「和漢三才圖會」卷第六十「玉石類伊」の内の「寶石(つがるいし)」
[やぶちゃん注:〔→○○〕は、訓読が不完全で私がより良いと思う訓読、或いは送り仮名が全くないのを補填したものを指す。]
つがるいし
津輕石之類
寶石
パウ◦シツ
本綱出西番囬鶻雲南遼東有紅綠碧紫數色大者如指
頭小者如豆粒皆碾成珠狀其紅者名刺子碧者名靛子
翠者名馬價珠黃者名木難珠紫者名蠟子山海經云騩
山多玉凄水出焉西注於海中多采石采石卽寶石也
△按奥州津輕今邊地海濱有奇石大者如拳白質帶微
赤色碾成珠狀則精瑩玲瀧可愛小者如豆粒白色有
光澤以爲津輕舎利藏小塔頂禮恭敬而偶有殖生者
蓋此寳石之類矣
一種有淺黒色大小不均共肌理不濃石而小石數百散
生如米粒而光澤或時落焉是疑可母石乎希有之物
*
つがるいし
津輕(〔つ〕がる)石の類。
寶石
パウ◦シツ
「本綱」に、『西番〔せいばん〕・囬鶻〔くわいこつ〕・雲南・遼東に出づ。紅・綠・碧・紫の數色、有り。大なる者、指頭のごとく、小さき者は豆粒のごとし。皆、碾(き)りて、珠の狀〔かたち〕を〔→に〕成す。其の紅なる者を刺子〔しし〕と名づく。碧なる者を靛子〔ぢやうし〕と名づく。翠なる者を馬價珠〔ばかしゆ〕と名づく。黃なる者を木難珠〔ぼくなんしゆ〕と名づく。紫なる者を蠟子〔らうし〕と名づく。「山海經」に云はく、『騩山(きざん)、玉〔ぎよく〕多し。凄水〔せいすい〕は焉〔ここ〕を出でて、西の方[やぶちゃん注:訓点通り。]、海中に注(そそ)ぎ、采石〔さいせき〕、多し。』と。采石は、卽ち、寶石なり。』と。
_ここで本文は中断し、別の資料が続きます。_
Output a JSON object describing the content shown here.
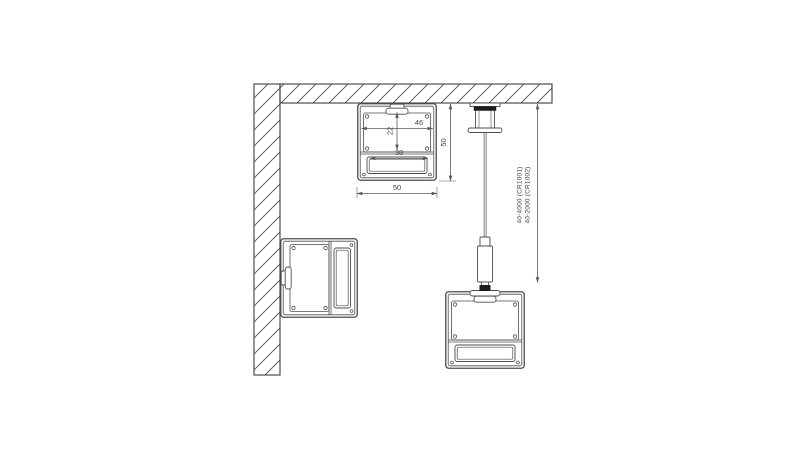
{
  "drawing": {
    "type": "technical-cross-section",
    "labels": {
      "dim_inner_width": "46",
      "dim_inner_height": "22",
      "dim_insert_width": "38",
      "dim_profile_width": "50",
      "dim_profile_height": "50",
      "suspension_code_1": "40-4000 (CR1001)",
      "suspension_code_2": "40-2000 (CR1002)"
    },
    "colors": {
      "line": "#4d4d4d",
      "dimension_line": "#5a5a5a",
      "label_text": "#444444",
      "black_fitting": "#1c1c1c",
      "background": "#ffffff"
    }
  }
}
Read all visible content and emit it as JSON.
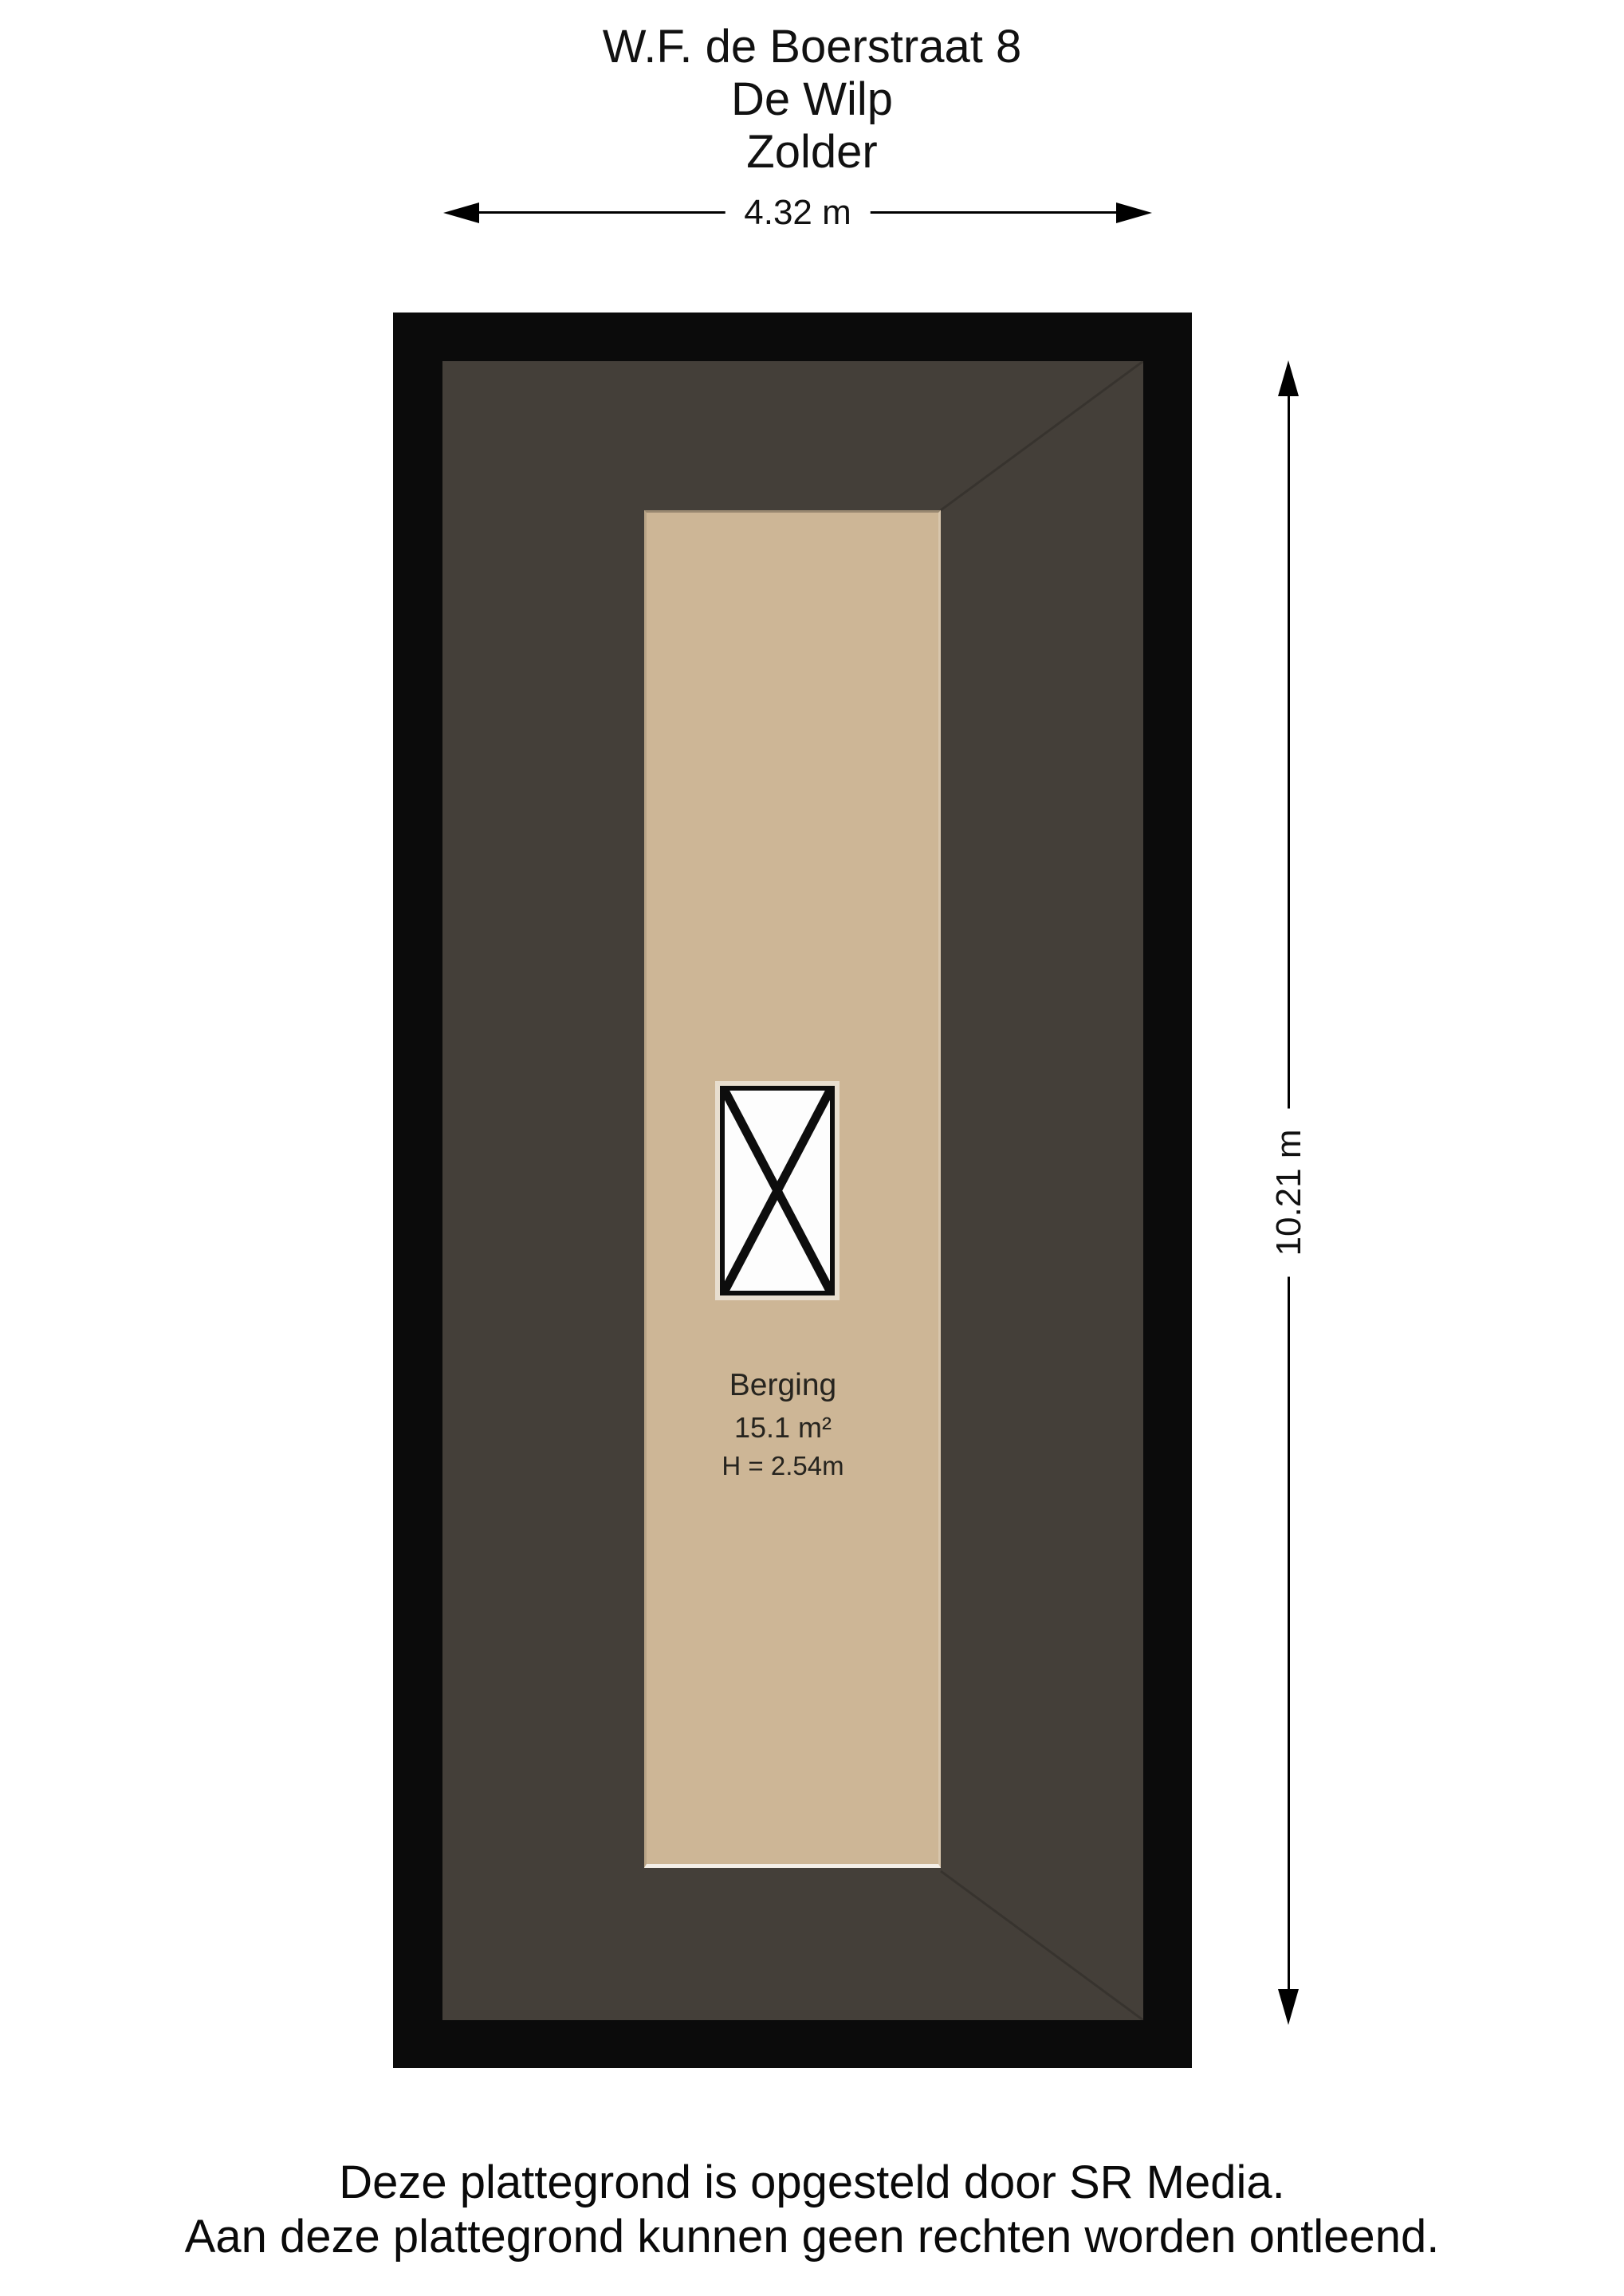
{
  "title": {
    "address": "W.F. de Boerstraat 8",
    "city": "De Wilp",
    "floor": "Zolder"
  },
  "dimensions": {
    "width_label": "4.32 m",
    "height_label": "10.21 m"
  },
  "room": {
    "name": "Berging",
    "area": "15.1 m²",
    "height": "H = 2.54m"
  },
  "footer": {
    "line1": "Deze plattegrond is opgesteld door SR Media.",
    "line2": "Aan deze plattegrond kunnen geen rechten worden ontleend."
  },
  "colors": {
    "background": "#ffffff",
    "wall": "#0b0b0b",
    "floor_dark": "#443f39",
    "floor_room": "#cdb696",
    "stair_fill": "#fdfdfd"
  }
}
△按ずるに、奥州津輕(つがる)今邊地(いまべち)の海濱に、奇石有り。大なる者、拳(こぶし)のごとく、白質〔しろぢ〕、微赤色を帶ぶ。碾(き)りて、珠の狀〔かたち〕に成せば、則ち、精瑩玲瀧(〔せいえいれいろう〕/すきとほり[やぶちゃん注:後者は右に振る。])として愛しつべし。小さき者、豆粒のごとく、白色、光澤有り。以つて「津輕舎利〔つがるしやり〕」と爲〔な〕す。小塔に藏〔をさ〕めて頂禮恭敬して、偶(たまたま)、殖-生(ふ)へる者有り。蓋し此れ、寳石の類か。
一種、淺黒色、大小、均(ひと)しからざる有り。共〔とも〕に、肌理(きめ)濃(こまや)なならざる石にして、小石、數百、散生〔さんせい〕して、米粒のごとくにして、光-澤〔つや〕あり。或る時に、落つ。是れ、疑ふらくは母石〔ぼせき〕なるべきか。希有〔けう〕の物なり。
[やぶちゃん注:「津輕石」「津輕舎利」はメノウ(瑪瑙。縞状の玉髄の一種で、オパール(蛋白石)・石英・玉髄が、火成岩或いは堆積岩の空洞中に層状に沈殿してできた、鉱物の変種)のこと。後者の「舎利」は本石が釈迦の遺骨の代わりとして、多くの寺院に祀られたことに由来し、「津輕」は、そのメノウが古くより多く現在の青森県東津軽郡今別町(いまべつまち:グーグル・マップ・データ本文の「今邊地(いまべち)」に同じ)の海岸で採れたことによる。グーグル画像検索「津軽舎利」をリンクさせておく。
「西番」「西蕃」に同じ。「吐蕃」とも書き、「本草綱目」を書いた李時珍の生きた明代には「西蔵」(現在のチベット)を、かく蔑視して呼んだ。